結衣は微笑みながらも、胸の奥は重く沈んでいた。
「大丈夫、ありがとう」
だがその夜、結衣はまた一人、緋人の部屋で弱音をこぼすのだった。
「こんな体じゃ、いつかみんなを悲しませる」
緋人は強く彼女の手を握りしめる。
「だからこそ、俺たちは二人で乗り越える。無限アレルゲンでも、無限の愛で」
結衣は涙をこらえ、深く頷いた。
これは、彼女の長く厳しい戦いの始まりだった。
⸻
夜、緋人の部屋のベッドに横たわった結衣は、点滴と酸素マスクをつけたまま、静かに目を閉じていた。隣でそっと椅子に座る緋人が、声をかける。
「苦しくないか?」
結衣は小さく首を振る。
「ううん。苦しいけど……嬉しいの。今日も生きて帰ってこれたから」
緋人は黙ったまま、彼女の枕元にそっと手を置いた。
ほんの数センチ。手を伸ばせば触れられる距離なのに――彼らは決して触れられない。
「誰にも言えない。私たちが夫婦だってことも」
「お前の命が何より大事だからな」
「でもね、緋人くん。

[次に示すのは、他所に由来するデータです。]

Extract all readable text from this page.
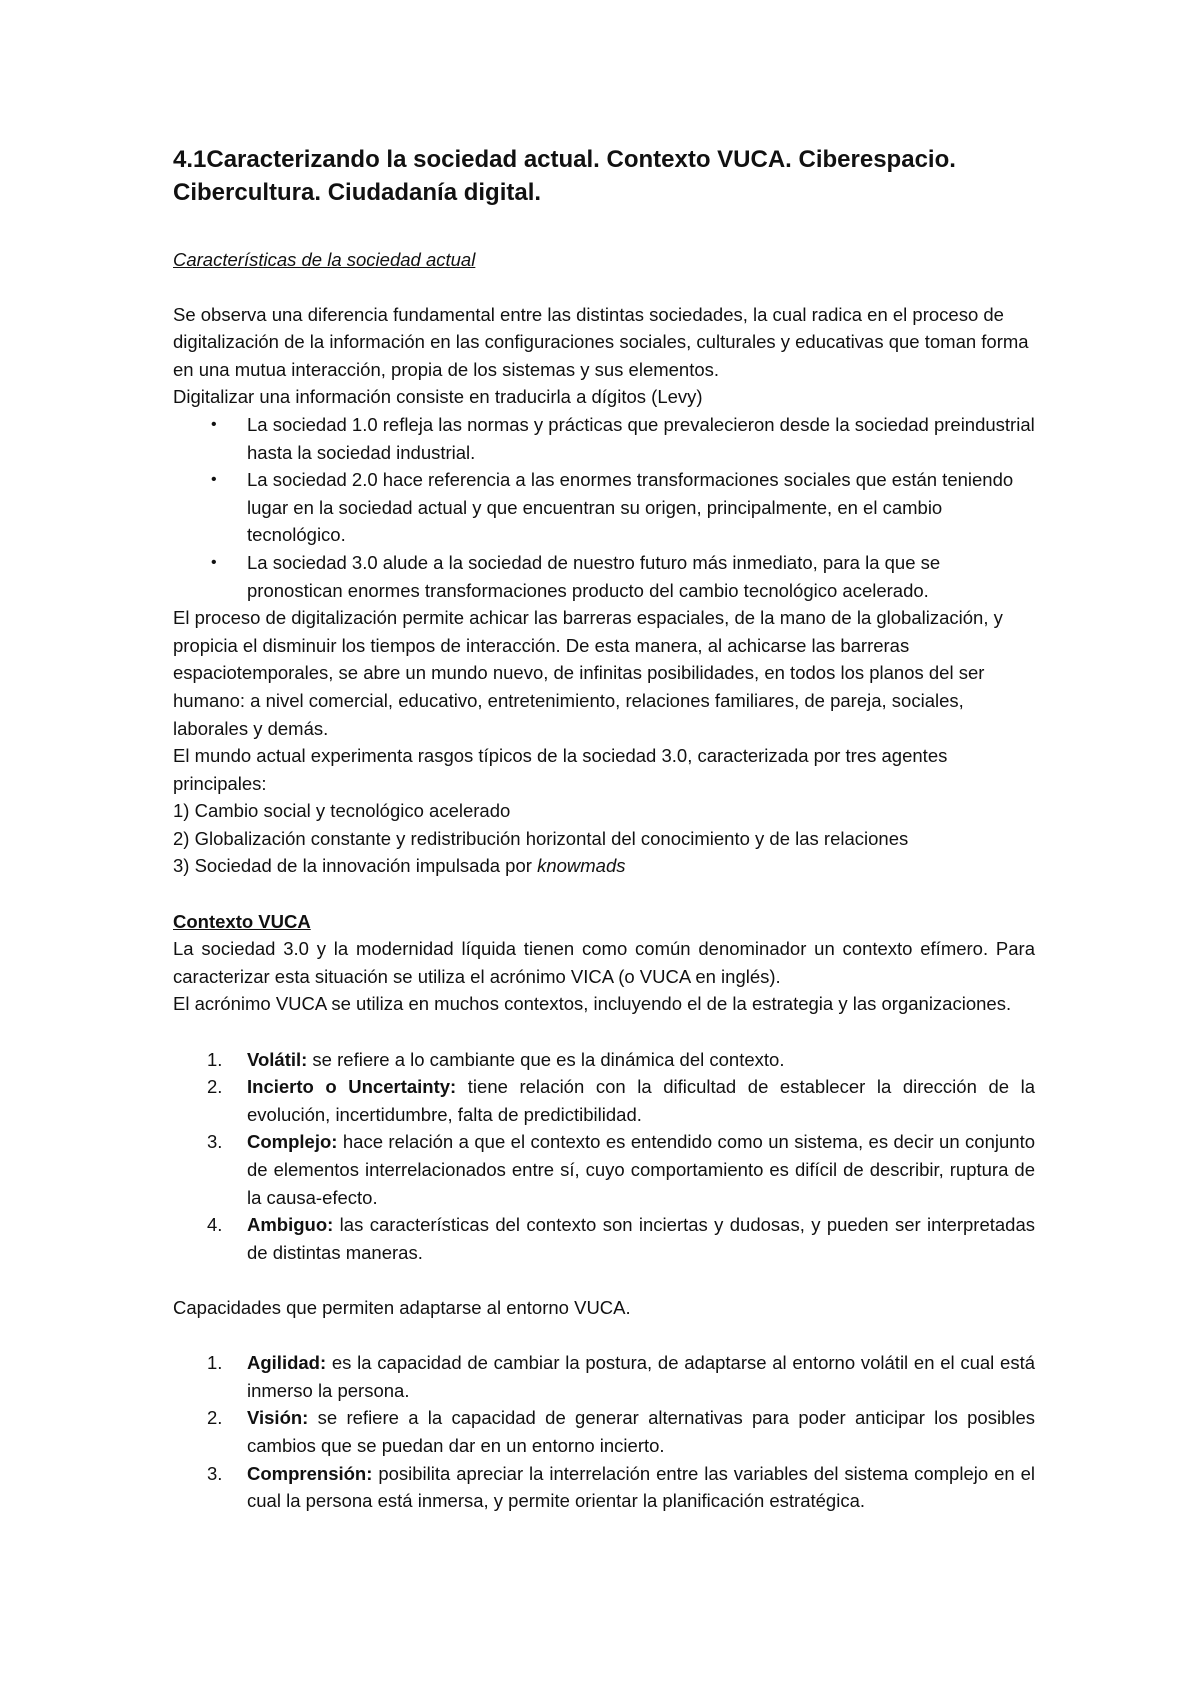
4.1Caracterizando la sociedad actual. Contexto VUCA. Ciberespacio. Cibercultura. Ciudadanía digital.
Características de la sociedad actual

Se observa una diferencia fundamental entre las distintas sociedades, la cual radica en el proceso de digitalización de la información en las configuraciones sociales, culturales y educativas que toman forma en una mutua interacción, propia de los sistemas y sus elementos.

Digitalizar una información consiste en traducirla a dígitos (Levy)

• La sociedad 1.0 refleja las normas y prácticas que prevalecieron desde la sociedad preindustrial hasta la sociedad industrial.
• La sociedad 2.0 hace referencia a las enormes transformaciones sociales que están teniendo lugar en la sociedad actual y que encuentran su origen, principalmente, en el cambio tecnológico.
• La sociedad 3.0 alude a la sociedad de nuestro futuro más inmediato, para la que se pronostican enormes transformaciones producto del cambio tecnológico acelerado.

El proceso de digitalización permite achicar las barreras espaciales, de la mano de la globalización, y propicia el disminuir los tiempos de interacción. De esta manera, al achicarse las barreras espaciotemporales, se abre un mundo nuevo, de infinitas posibilidades, en todos los planos del ser humano: a nivel comercial, educativo, entretenimiento, relaciones familiares, de pareja, sociales, laborales y demás.

El mundo actual experimenta rasgos típicos de la sociedad 3.0, caracterizada por tres agentes principales:

1) Cambio social y tecnológico acelerado

2) Globalización constante y redistribución horizontal del conocimiento y de las relaciones

3) Sociedad de la innovación impulsada por knowmads

Contexto VUCA

La sociedad 3.0 y la modernidad líquida tienen como común denominador un contexto efímero. Para caracterizar esta situación se utiliza el acrónimo VICA (o VUCA en inglés).

El acrónimo VUCA se utiliza en muchos contextos, incluyendo el de la estrategia y las organizaciones.

1. Volátil: se refiere a lo cambiante que es la dinámica del contexto.
2. Incierto o Uncertainty: tiene relación con la dificultad de establecer la dirección de la evolución, incertidumbre, falta de predictibilidad.
3. Complejo: hace relación a que el contexto es entendido como un sistema, es decir un conjunto de elementos interrelacionados entre sí, cuyo comportamiento es difícil de describir, ruptura de la causa-efecto.
4. Ambiguo: las características del contexto son inciertas y dudosas, y pueden ser interpretadas de distintas maneras.

Capacidades que permiten adaptarse al entorno VUCA.

1. Agilidad: es la capacidad de cambiar la postura, de adaptarse al entorno volátil en el cual está inmerso la persona.
2. Visión: se refiere a la capacidad de generar alternativas para poder anticipar los posibles cambios que se puedan dar en un entorno incierto.
3. Comprensión: posibilita apreciar la interrelación entre las variables del sistema complejo en el cual la persona está inmersa, y permite orientar la planificación estratégica.
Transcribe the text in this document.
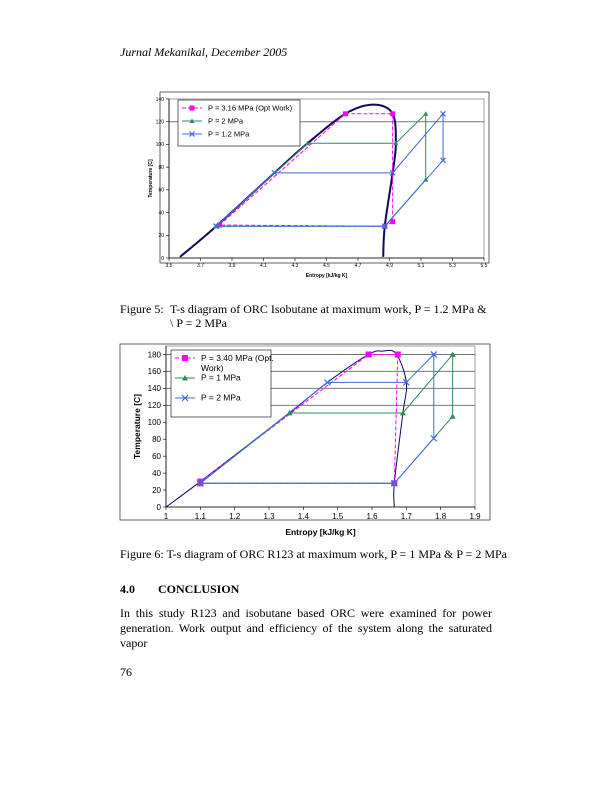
Jurnal Mekanikal, December 2005
3.5	3.7	3.9	4.1	4.3	4.5	4.7	4.9	5.1	5.3	5.5
0
20
40
60
80
100
120
140
Entropy [kJ/kg K]
Temperature [C]
P = 3.16 MPa (Opt Work)
P = 2 MPa
P = 1.2 MPa
Figure 5: T-s diagram of ORC Isobutane at maximum work, P = 1.2 MPa & \ P = 2 MPa
1	1.1	1.2	1.3	1.4	1.5	1.6	1.7	1.8	1.9
0
20
40
60
80
100
120
140
160
180
Entropy [kJ/kg K]
Temperature [C]
P = 3.40 MPa (Opt.
Work)
P = 1 MPa
P = 2 MPa
Figure 6: T-s diagram of ORC R123 at maximum work, P = 1 MPa & P = 2 MPa
4.0 CONCLUSION
In this study R123 and isobutane based ORC were examined for power generation. Work output and efficiency of the system along the saturated vapor
76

私は……」結衣は涙を浮かべながら微笑む。
「この世界に、ちゃんと好きな人がいて、愛されてる。それだけで、もう少しだけ生きてみようって思えるの」
その言葉に、緋人は静かに目を閉じた。
「俺は、君の100個でも200個でも、全部背負う。君が全部抱えてるなら、俺も一緒に戦うよ」
無限にあるアレルゲン。
無限にあるリスク。
無限にある不安。
それでも、2人の間には、確かな“ひとつの真実”があった。
――これは、限界の中で生きる少女と、その命に寄り添う少年の、誰にも触れられない物語。
ベッドサイドのモニターが静かに点滅する。
命の灯がまだ消えていないことを、証明するように――。